Casale Monferrato. Eternit. Amianto. Morte a rilascio lento. Un’intera città trasformata in un’aula di tribunale.
Taranto, l’Ilva. Dove il lavoro uccide come la disoccupazione. E l’aria si respira con la gola stretta.
Avellino, l’Isochimica. I vagoni delle Ferrovie dello Stato venivano “scoibentati” a mani nude. I lavoratori respiravano polveri d’amianto come fossero polvere da spolvero. Il capannone abbandonato, per decenni, è rimasto una camera a gas congelata nel tempo. Gli operai sono morti uno a uno, senza mai una parola in prima pagina.

Quante Seveso abbiamo avuto? Quante ancora ne avremo?

Ogni volta la stessa storia. L’opacità. Il ritardo. Le rassicurazioni. Poi la rabbia. Poi il silenzio. Poi le bare. E poi — se va bene — le leggi. Che arrivano sempre dopo. Che hanno sempre il sapore della cenere. Ma Seveso fu la prima. La madre di tutte le paure industriali. Lo spartiacque. Il momento in cui il Paese, all’improvviso, capì che il progresso poteva avvelenare i figli. Che dietro ogni ciminiera c’era una bomba a orologeria. E che bastava un guasto, un attimo, un colpo di vento — e la vita si copriva di una polvere invisibile.

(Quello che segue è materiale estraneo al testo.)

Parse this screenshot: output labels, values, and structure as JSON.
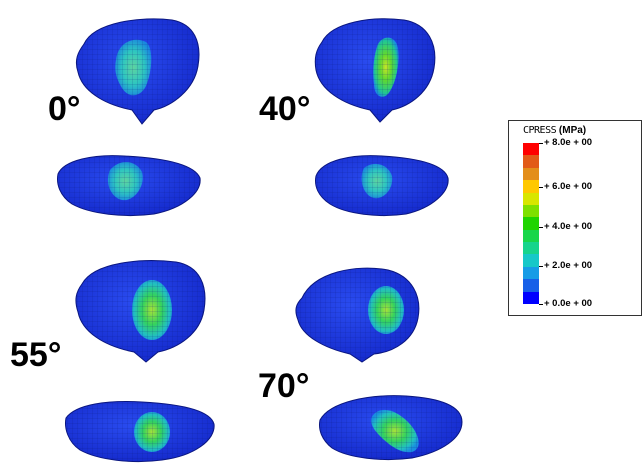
{
  "views": [
    {
      "angle_label": "0°"
    },
    {
      "angle_label": "40°"
    },
    {
      "angle_label": "55°"
    },
    {
      "angle_label": "70°"
    }
  ],
  "legend": {
    "variable": "CPRESS",
    "unit": "(MPa)",
    "tick_labels": [
      "+ 8.0e + 00",
      "+ 6.0e + 00",
      "+ 4.0e + 00",
      "+ 2.0e + 00",
      "+ 0.0e + 00"
    ],
    "colors": [
      "#ff0000",
      "#e25a18",
      "#e38e1b",
      "#ffc800",
      "#d8e600",
      "#7ee000",
      "#1fd400",
      "#18d64a",
      "#16d48c",
      "#16c8c8",
      "#169ce6",
      "#1660e8",
      "#0000ff"
    ]
  },
  "colors": {
    "mesh_blue": "#1c3ce0",
    "contact_low": "#2ec6c0",
    "contact_mid": "#2fd35a",
    "contact_high": "#b8e02a"
  }
}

Oggi, a quarant’anni di distanza, il Bosco delle Querce sorge al posto del quartiere contaminato. Un parco. Un luogo di pace. Ma chi ci cammina, se sa, non può che sentirla: quella lama nel fianco della memoria. Quella ferita che la natura ha ricoperto, ma che ogni estate torna a bruciare sotto la pelle del Paese. Perché Seveso non è solo un nome. È una domanda che non ha mai avuto risposta: quanto vale la vita, quando a metterla in gioco è il profitto? E finché quella domanda resterà sospesa, Seveso continuerà a respirare. In ognuno di noi.